Eine Großaufnahme zeigt das Gesicht des Kriegsveteranen: Sie leitet die Rückblende ein, die mit dem Ereignis beginnt, das in dem Grabfeld zahllose steinerne Zeugen hat: das große Sterben von Omaha Beach. Das Sounddesign, der Lärm der Landungsboote, schließt die Zuschauer bereits in den Bildraum ein, noch bevor die Laderampen aufschlagen und die Infanteristen vorne in den Booten dem feindlichen Feuer preisgegeben werden.
Ohne hinführende Handlung, mit einem Paukenschlag ist das Thema gesetzt, das in den nächsten 20 Minuten inszeniert wird: Die ersten Reihen der Soldaten sterben als lebende Schutzschilde, die den Nachfolgenden Schritt für Schritt, Reihe um Reihe das Vorrücken auf den mit Minen und Sperrzäunen bestückten Strand ermöglichen. Der Truppenkörper drängt an Land, während die einzelnen Soldaten zerfetzt und zerschossen den Preis entrichten, der diese Bewegung ermöglicht.

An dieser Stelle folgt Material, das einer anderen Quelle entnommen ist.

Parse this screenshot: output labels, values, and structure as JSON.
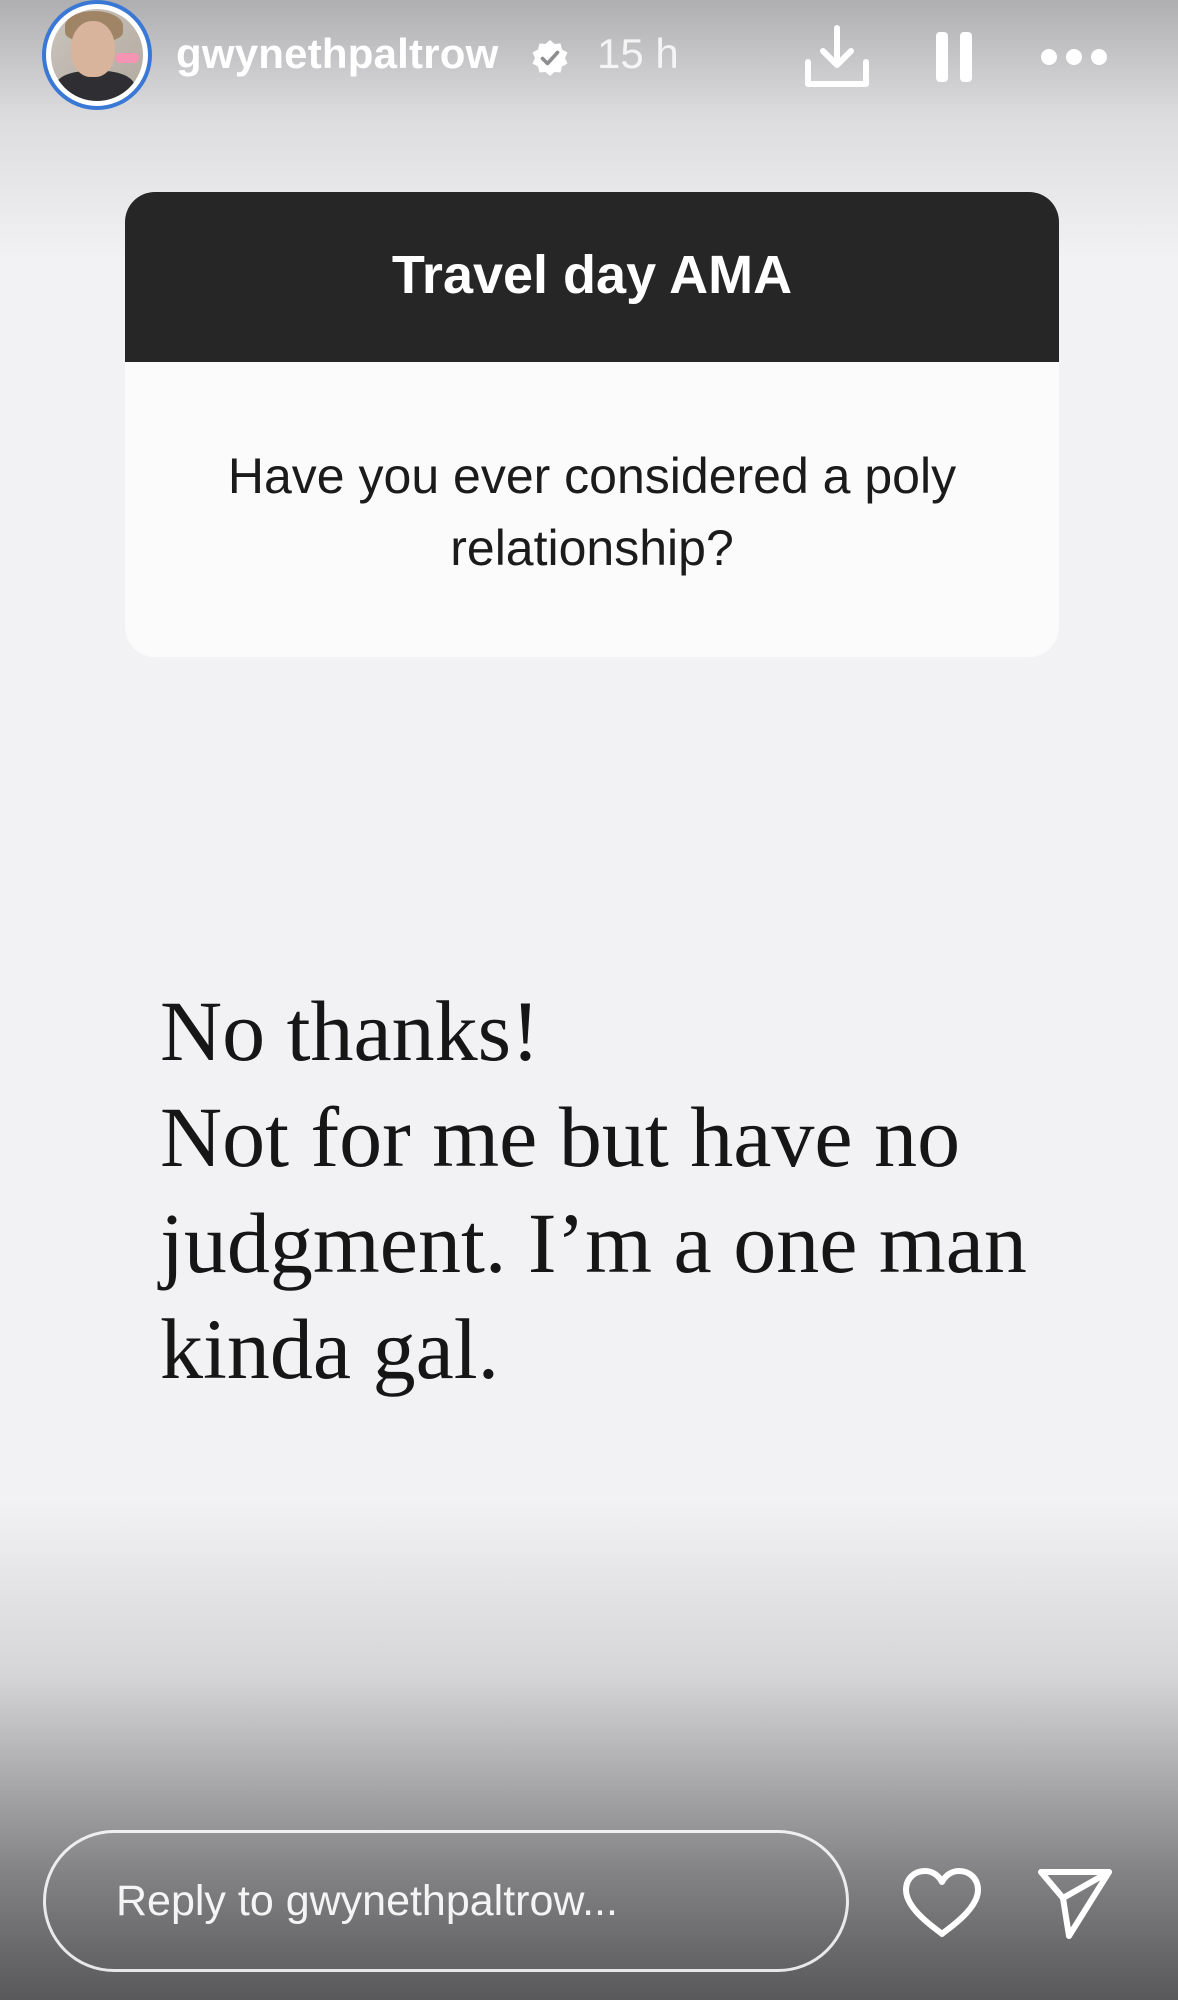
{
  "header": {
    "username": "gwynethpaltrow",
    "timestamp": "15 h",
    "icons": [
      "verified-badge-icon",
      "download-icon",
      "pause-icon",
      "more-icon"
    ]
  },
  "question_card": {
    "title": "Travel day AMA",
    "question": "Have you ever considered a poly relationship?"
  },
  "answer": {
    "text": "No thanks!\nNot for me but have no judgment. I’m a one man kinda gal."
  },
  "reply": {
    "placeholder": "Reply to gwynethpaltrow...",
    "value": ""
  },
  "actions": {
    "icons": [
      "heart-icon",
      "send-icon"
    ]
  },
  "colors": {
    "background": "#f2f1f3",
    "card_header": "#262626",
    "avatar_ring": "#3a78d6",
    "text_dark": "#161616"
  }
}
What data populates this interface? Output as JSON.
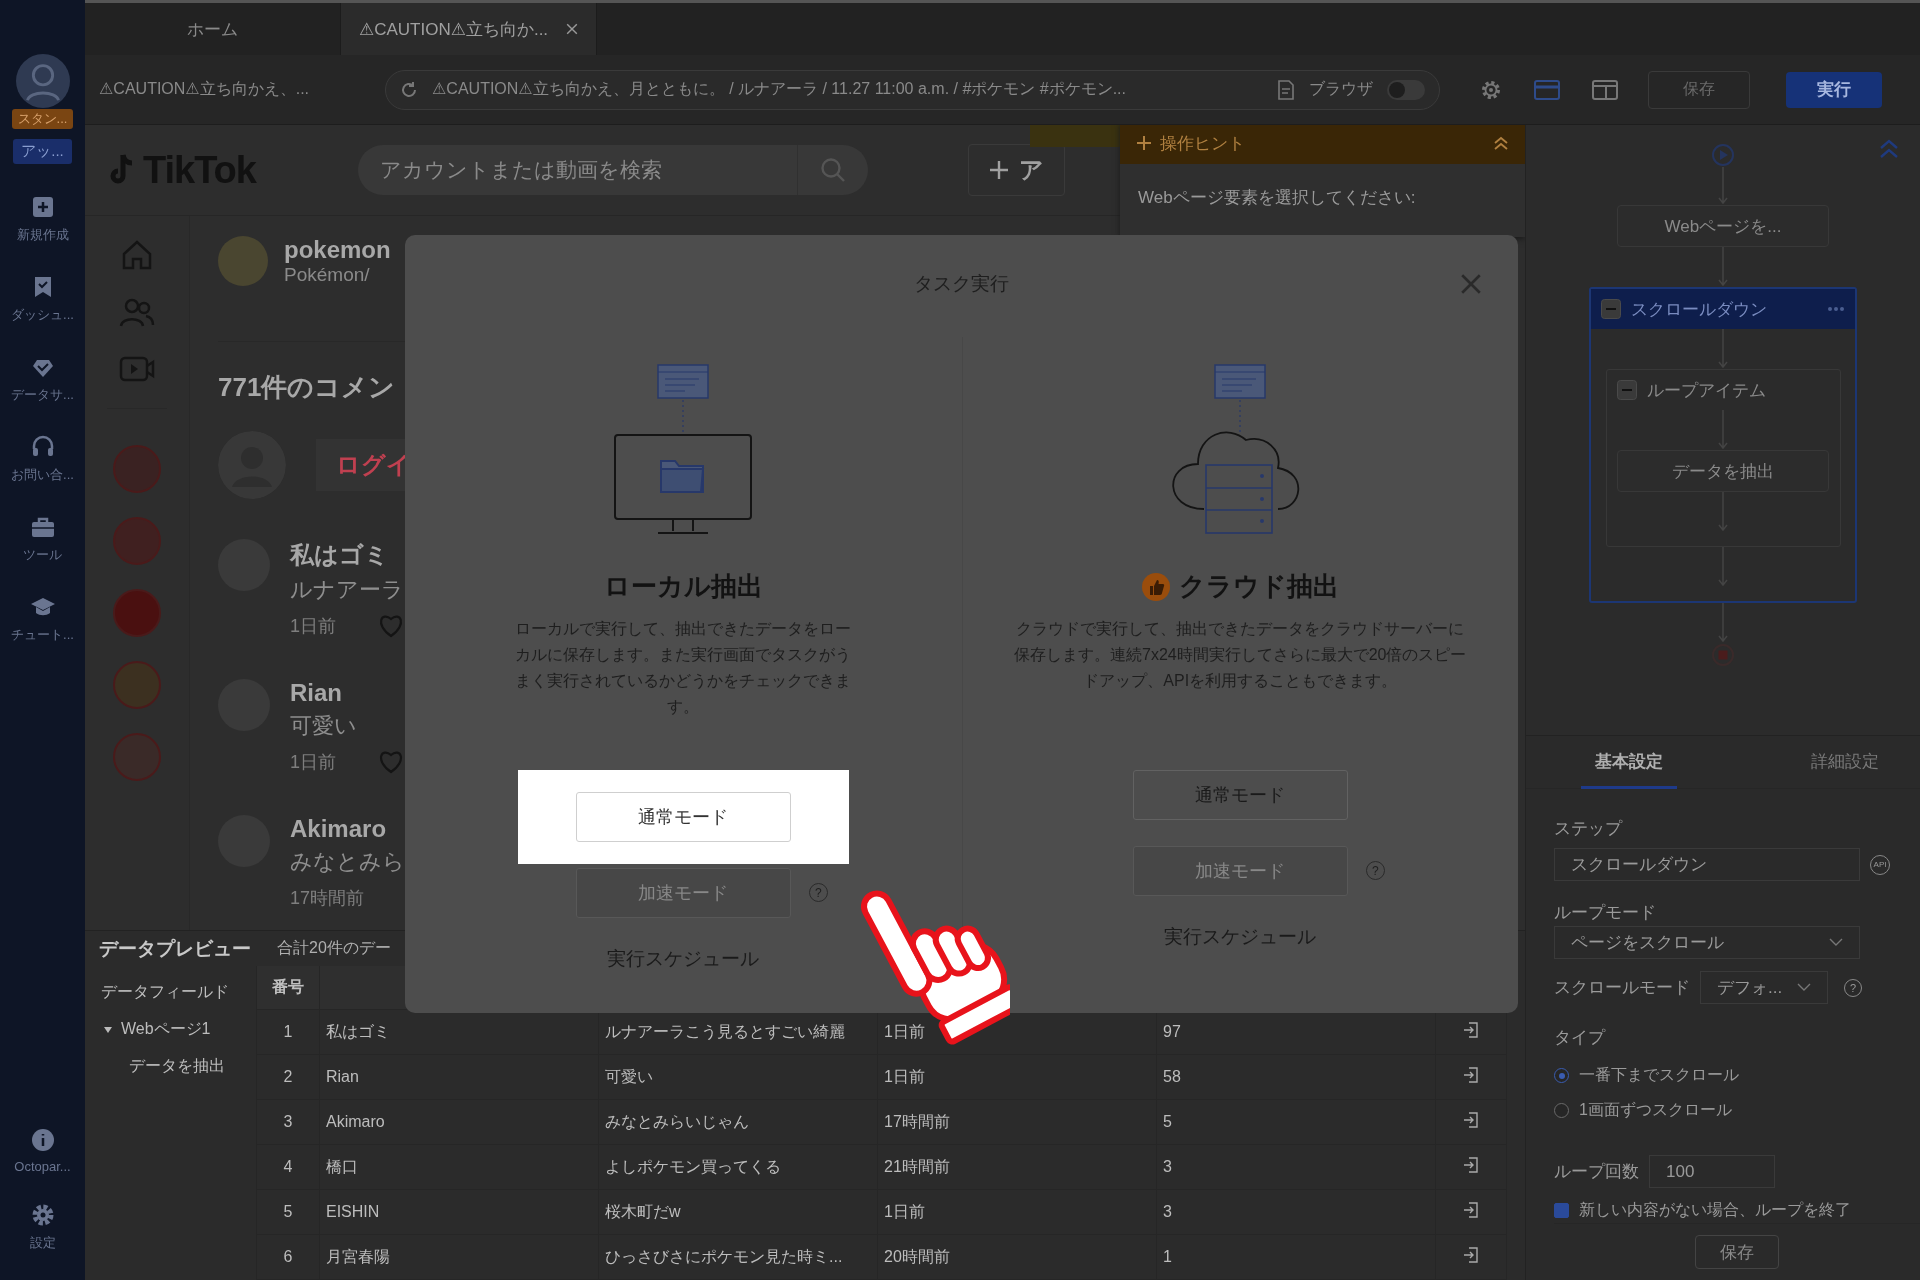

In den ersten 20 Minuten zieht SAVING PRIVATE RYAN alle Register audiovisueller Rhetorik, die das Kino für seine Schlachtbeschreibungen entwickelt hat, um diese Ungeheuerlichkeit in Szene zu setzen. Eine Montage dissoziierter Raum-und Geräuschperspektiven entfaltet den Raum einer chaotischen Wahrnehmung; die Kamera bewegt sich zwischen diffus zugeordneten Blicken, dicht über oder unter Wasser, wie ein Schwimmender – oder ein Ertrinkender; mal geblendet vom aufspritzenden Wasser; mal lassen verschmierte Blutspritzer das Objektiv selbst sichtbar werden. Die Szenerie löst sich vom Blick, wird distanziert, wie durch eine Glasscheibe betrachtet. Auch die Geräuschebene setzt sich aus einer vielperspektivischen Impression zusammen, die sich zwischen der Taubheit des ins Wasser stürzenden Soldaten und dem ohrenbetäubenden Lärm von Explosionen bewegt.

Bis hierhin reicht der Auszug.